Rispondere a queste domande aiuta ad essere sicuri che le componenti completino lo scopo del design. Per eesmpio, potreste scegliere di specificare alcuni stili a livello atomico, invece che a livello di organismo, per rendere più semplice cambiare quelle proprietà senza cambiare il modulo stesso.

Coinvolgete gli utenti nel processo di design#section6

Un alto aspetto critico nello stabilire una comprensione condivisa è coinvolgere fin da subito persone di discipline diverse, così come gli utenti, nel processo di design. Quando si fa un brainstorm e si fanno le bozze assieme, non si può evitare di parlare degli elementi di design, quindi inevitabilmente si prendono decisioni ontologiche che contribuiscono a rafforzare ed evolvere il linguaggio del design.

Passare presto alla fase di test è importante, anche se i moduli vengono presentati semplicemente su carta. Testare le idee su carta è molto diverso dal processo solito, in cui si ha una lista di task e scenari attraverso i quali conduciamo gli utenti. Qui, i partecipanti possono scegliere, spostare, discutere e scarabocchiare sulle card, diventando parte attiva del processo di design. Questo ci dà la possibilità di testare le nostre scelte di linguaggio e di essere sicuri che le funzioni che abbiamo definito abbiano senso per i nostri utenti.

Tre foto di utenti che reagiscono alle stampe in grande formato dei moduli.

User testing e design partecipativo con gli studenti.

Per concludere#section7

Le fondamenta costituite da un linguaggio ben definito sono uno strumento potente che permette ai team di sintetizzare i propri sforzi attorno all’implementazione del design modulare. Ma il modo in cui si evolve un linguaggio del design condiviso è un processo da fare passo a passo, graduale ed organico. Ogni persona del team ha un ruolo per renderlo più coerente. Passare attraverso il processo di creazione di una pattern library come team è un modo efficace per stabilire le fondamenta del linguaggio. Utilizzare una metodologia solida, come l’atomic design, può accelerare il processo.

È utile che il vostro team sviluppi l’abitudine di assegnare insieme i nomi alle cose, perché mentre si cerca di dare a qualcosa un nome che abbia senso, se ne definisce la funzione e, ancora più importante, si raggiunge il consenso. Il nome concordato determina il modo in cui l’elemento sarà creato e incoraggia un uso consistente in tutto il team. Come scrive Abby Coverts, “Se non c’è accordo prima di cominciare, preparatevi a dover lavorare di più dopo”.

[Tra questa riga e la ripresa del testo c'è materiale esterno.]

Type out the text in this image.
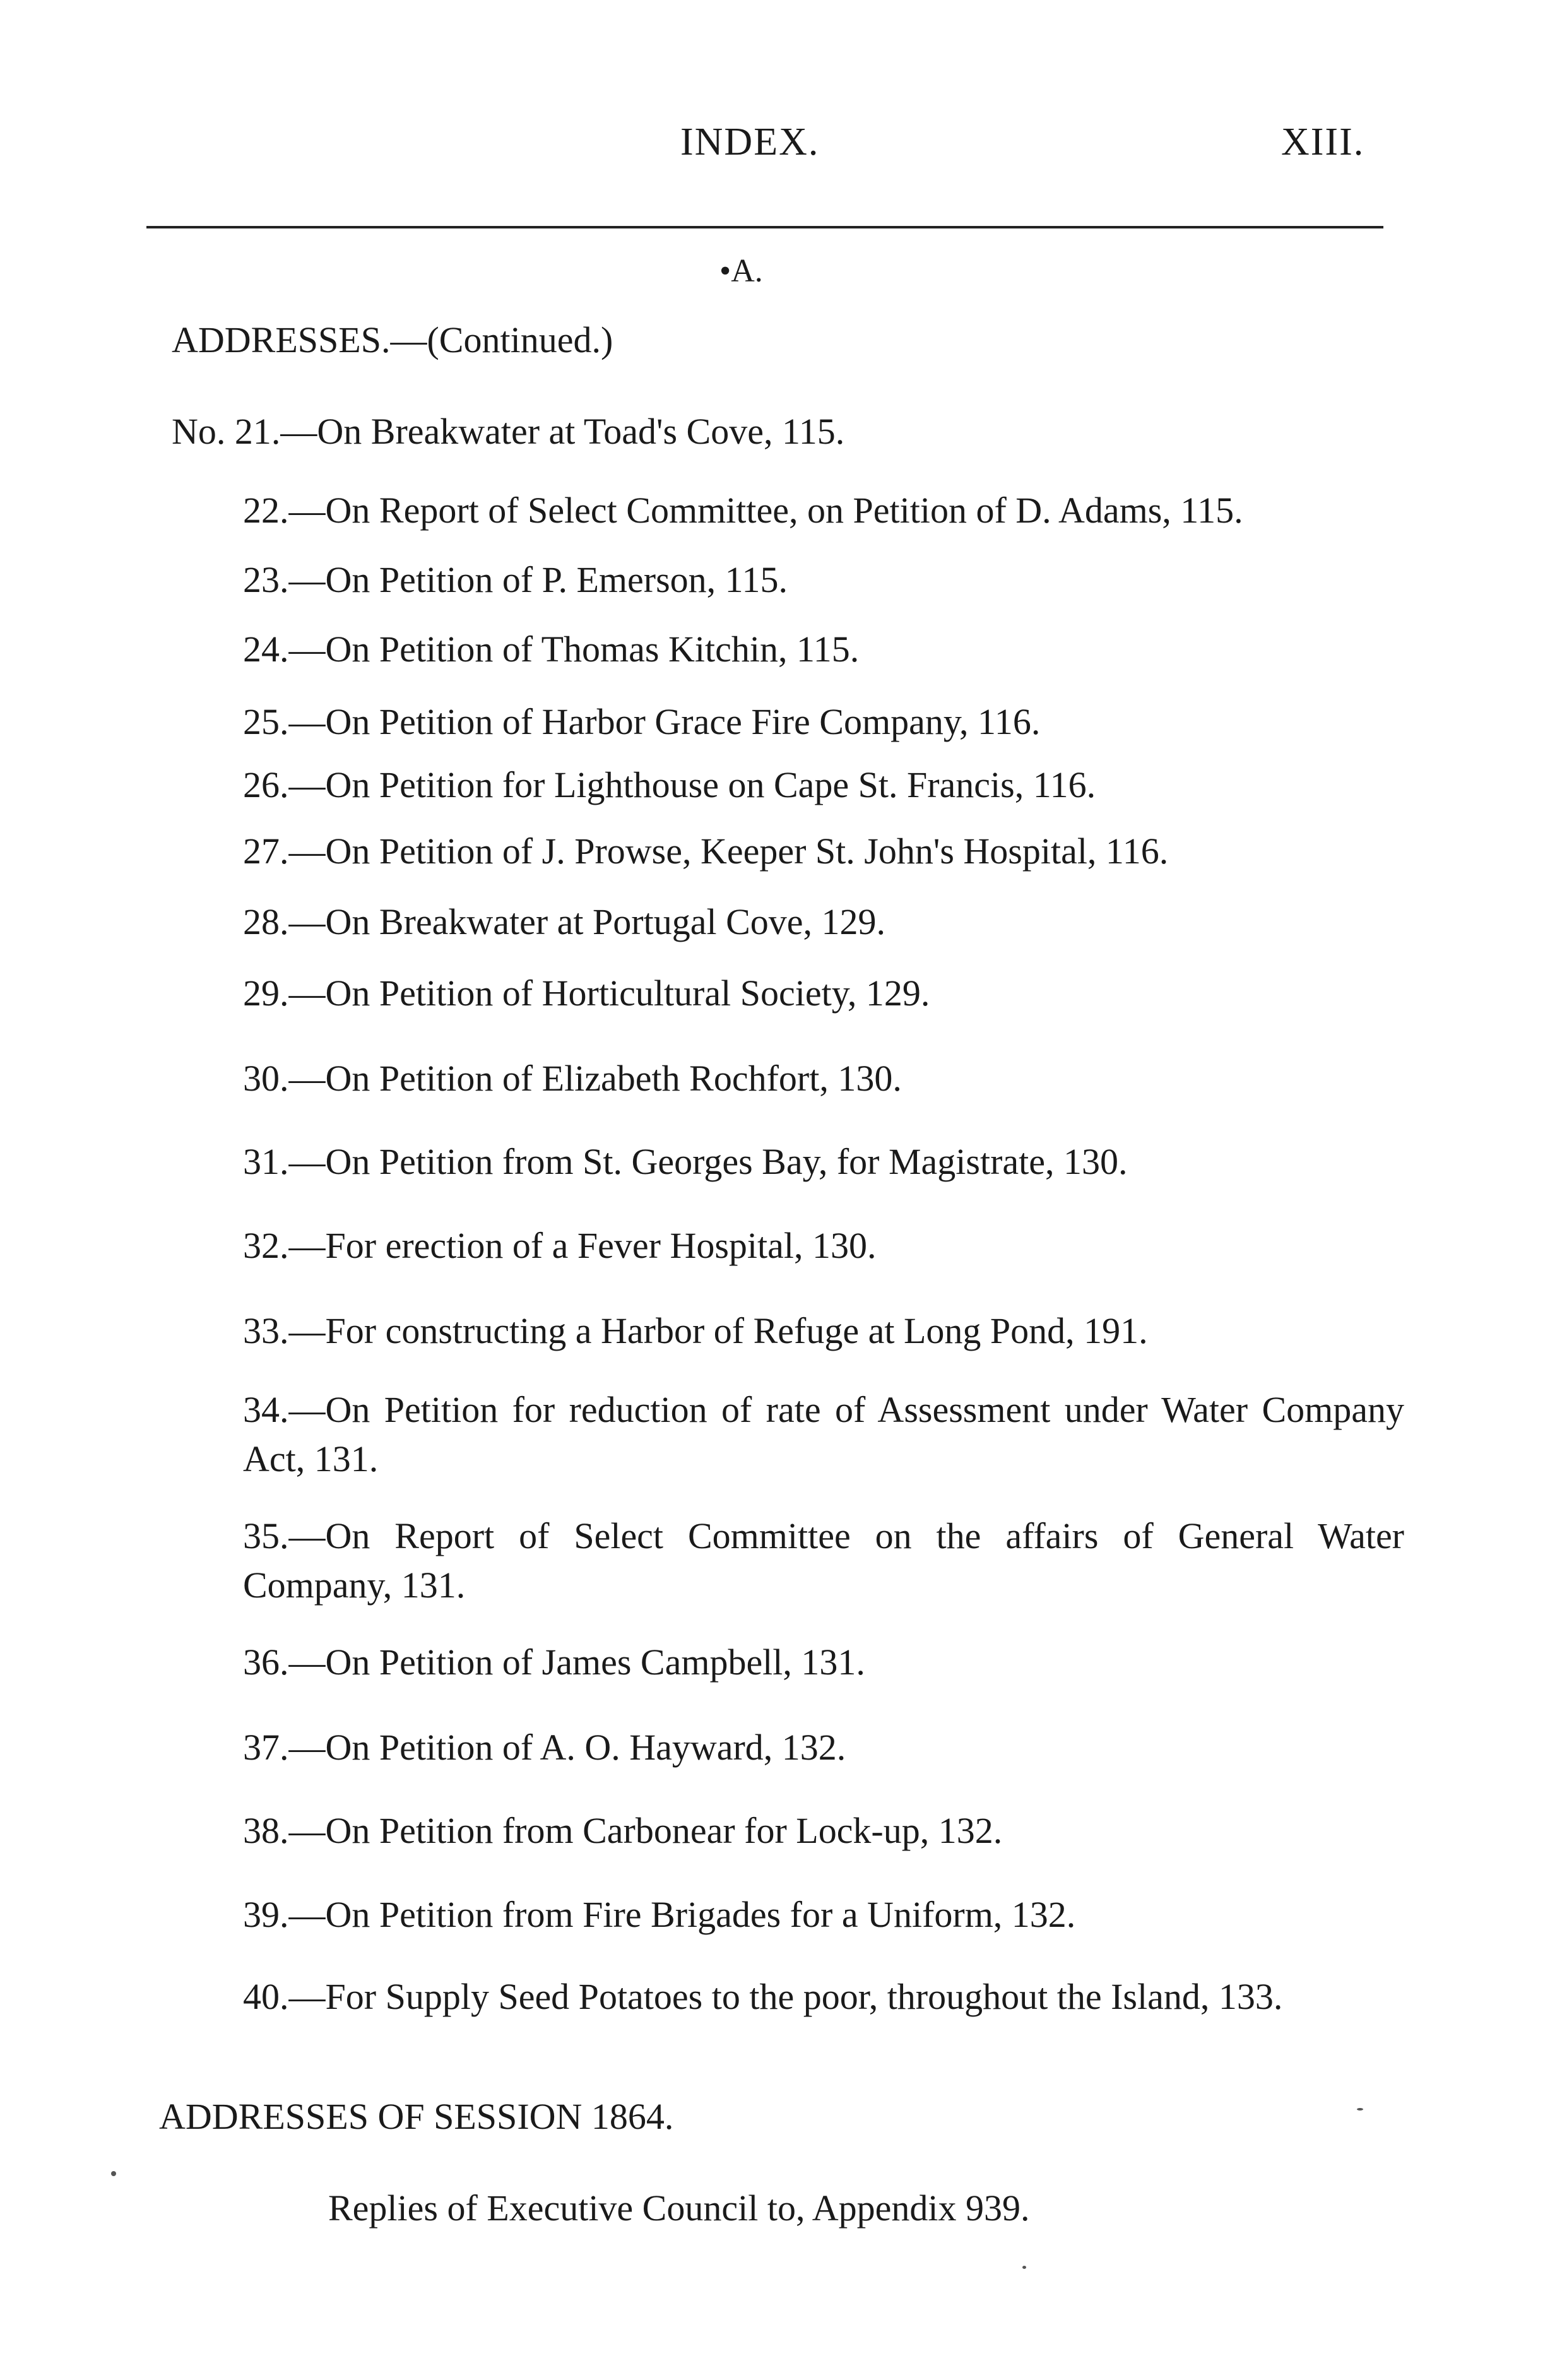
INDEX.	XIII.
•A.
ADDRESSES.—(Continued.)
No. 21.—On Breakwater at Toad's Cove, 115.
22.—On Report of Select Committee, on Petition of D. Adams, 115.
23.—On Petition of P. Emerson, 115.
24.—On Petition of Thomas Kitchin, 115.
25.—On Petition of Harbor Grace Fire Company, 116.
26.—On Petition for Lighthouse on Cape St. Francis, 116.
27.—On Petition of J. Prowse, Keeper St. John's Hospital, 116.
28.—On Breakwater at Portugal Cove, 129.
29.—On Petition of Horticultural Society, 129.
30.—On Petition of Elizabeth Rochfort, 130.
31.—On Petition from St. Georges Bay, for Magistrate, 130.
32.—For erection of a Fever Hospital, 130.
33.—For constructing a Harbor of Refuge at Long Pond, 191.
34.—On Petition for reduction of rate of Assessment under Water Company Act, 131.
35.—On Report of Select Committee on the affairs of General Water Company, 131.
36.—On Petition of James Campbell, 131.
37.—On Petition of A. O. Hayward, 132.
38.—On Petition from Carbonear for Lock-up, 132.
39.—On Petition from Fire Brigades for a Uniform, 132.
40.—For Supply Seed Potatoes to the poor, throughout the Island, 133.
ADDRESSES OF SESSION 1864.
Replies of Executive Council to, Appendix 939.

Sforzatevi di far riferimento agli elementi con il nome che avete concordato, indipendentemente da quanto possa suonare strano nelle conversazioni di ogni giorno. Ci vuole più sforzo all’inizio per chiamare qualcosa “box dei sussurri” (sì, abbiamo un elemento chiamato “box dei sussurri”) piuttosto che “quella cosa con le righe e un’icona nel mezzo”, ma finché non comincerete a far riferimento a un elemento con il suo nome proprio, non esisterà nel vostro sistema modulare come blocco solido su cui poter intervenire. Ogni volta che usate il nome concordato, rafforzate l’elemento che state chiamando ed evolvete il vostro linguaggio del design.

Mettete alla prova il vostro linguaggio al di fuori del vostro team usandolo all’interno dell’azienda, con altri team e con gli utenti. È sempre interessante vedere cosa rimane. È davvero incoraggiante quando anche qualcuno al di fuori del team di prodotto comincia ad usare quel nome.

Infine, ricordatevi che nessun linguaggio (salvo alcune eccezioni) esiste isolatamente. Evolvendo e rafforzando il vostro linguaggio del design, avete un’opportunità per contribuire linguaggio più ampio del web e per contribuire a renderlo più consistente e coerente per tutti.